I think you would want to know how to build secure software with best practices so that almost no-one can attack your software and is even also willing to pay for it.
What matters is that you learned a good amount of the reasoning behind those college ideals, and the real-world downsides to expect when they aren't met. Because in the real world, "how close to ideal is this solution?" is just another metric to be considered, in your searches for the least-bad real world solutions.
I’d suggest you maintain your knowledge and build upon it for how to build systems that scale both organizationally and from a performance pov.
That way, you can identify which parts can be made better in the existing system without breaking it.
Ultimately, the customer really doesn’t care about the internals as long as whatever they’re using solves their immediate problem. They hold the ultimate card because they will just switch to another service provider if they’re cheaper, even if their product is worse.
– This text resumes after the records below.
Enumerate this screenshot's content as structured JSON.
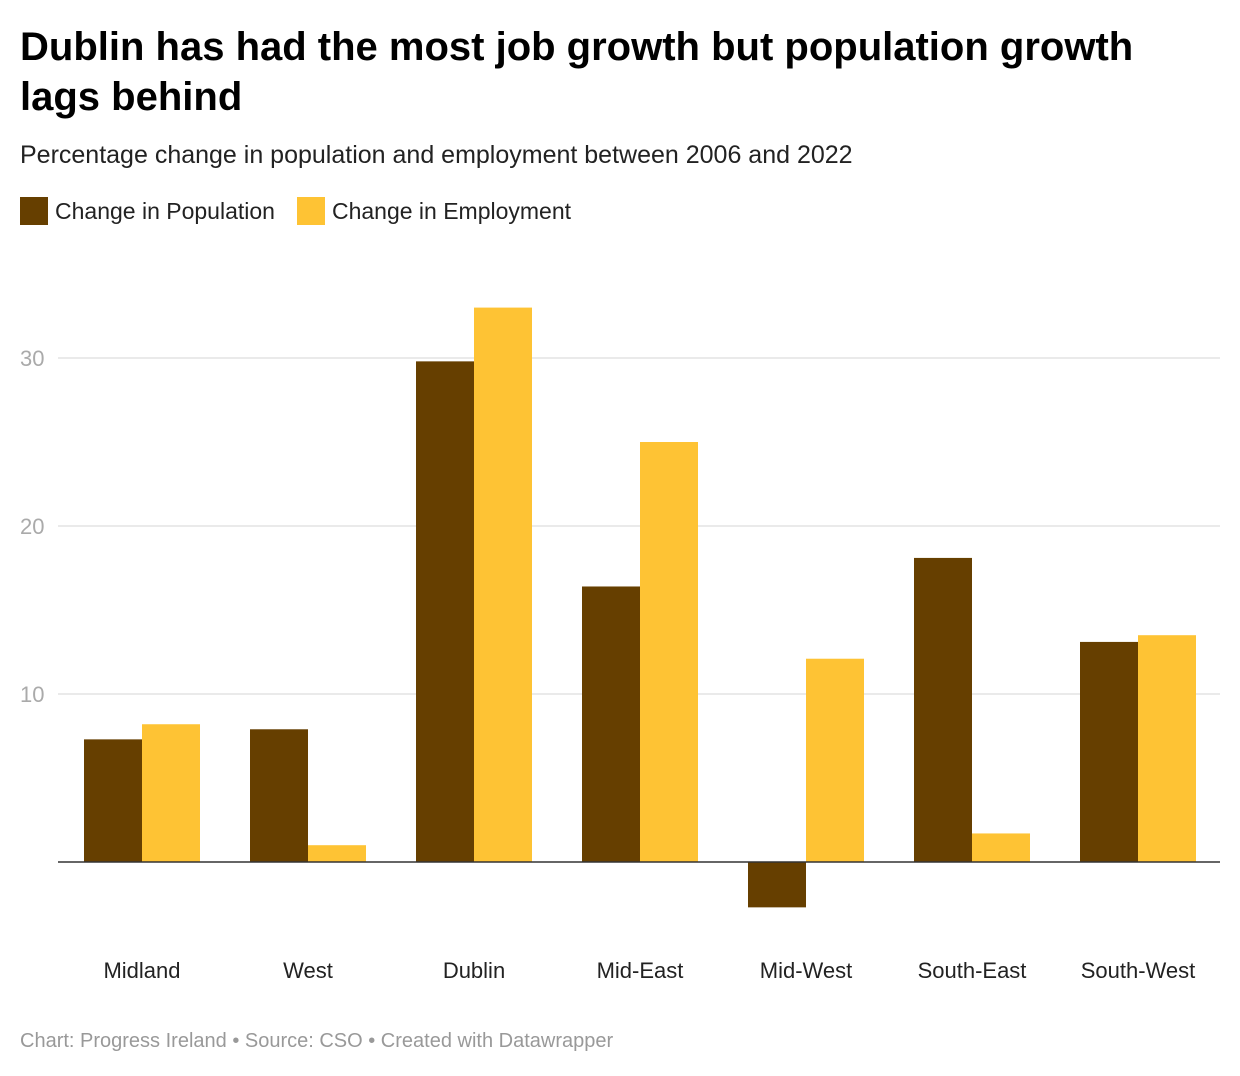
{
  "chart_data": {
    "type": "bar",
    "title": "Dublin has had the most job growth but population growth lags behind",
    "subtitle": "Percentage change in population and employment between 2006 and 2022",
    "categories": [
      "Midland",
      "West",
      "Dublin",
      "Mid-East",
      "Mid-West",
      "South-East",
      "South-West"
    ],
    "series": [
      {
        "name": "Change in Population",
        "color": "#663f00",
        "values": [
          7.3,
          7.9,
          29.8,
          16.4,
          -2.7,
          18.1,
          13.1
        ]
      },
      {
        "name": "Change in Employment",
        "color": "#fec334",
        "values": [
          8.2,
          1.0,
          33.0,
          25.0,
          12.1,
          1.7,
          13.5
        ]
      }
    ],
    "yticks": [
      10,
      20,
      30
    ],
    "ylim": [
      -3,
      33
    ],
    "grid": true,
    "legend_position": "top-left",
    "xlabel": "",
    "ylabel": ""
  },
  "footer": "Chart: Progress Ireland • Source: CSO • Created with Datawrapper"
}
So don’t become jaded. Become an expert in systems engineering and work on making things better. When you have a chance to work on a green field project, apply your knowledge there and make a foundation that will outlast your commits.
But realize that the business might toss your perfect shiny approach into the bin if it doesn’t translate into $. Don’t take it personally. Optimize for the best solution given the $ and time constraints.
For example, adding better test coverage might help reduce issues that result in headaches and lost productivity, or worse down times. Or adding a better interface to a poorly written implementation so you’re not tossing out everything just reducing the surface area for problems.
Good luck! It’s cool that you care, you’ll have fun.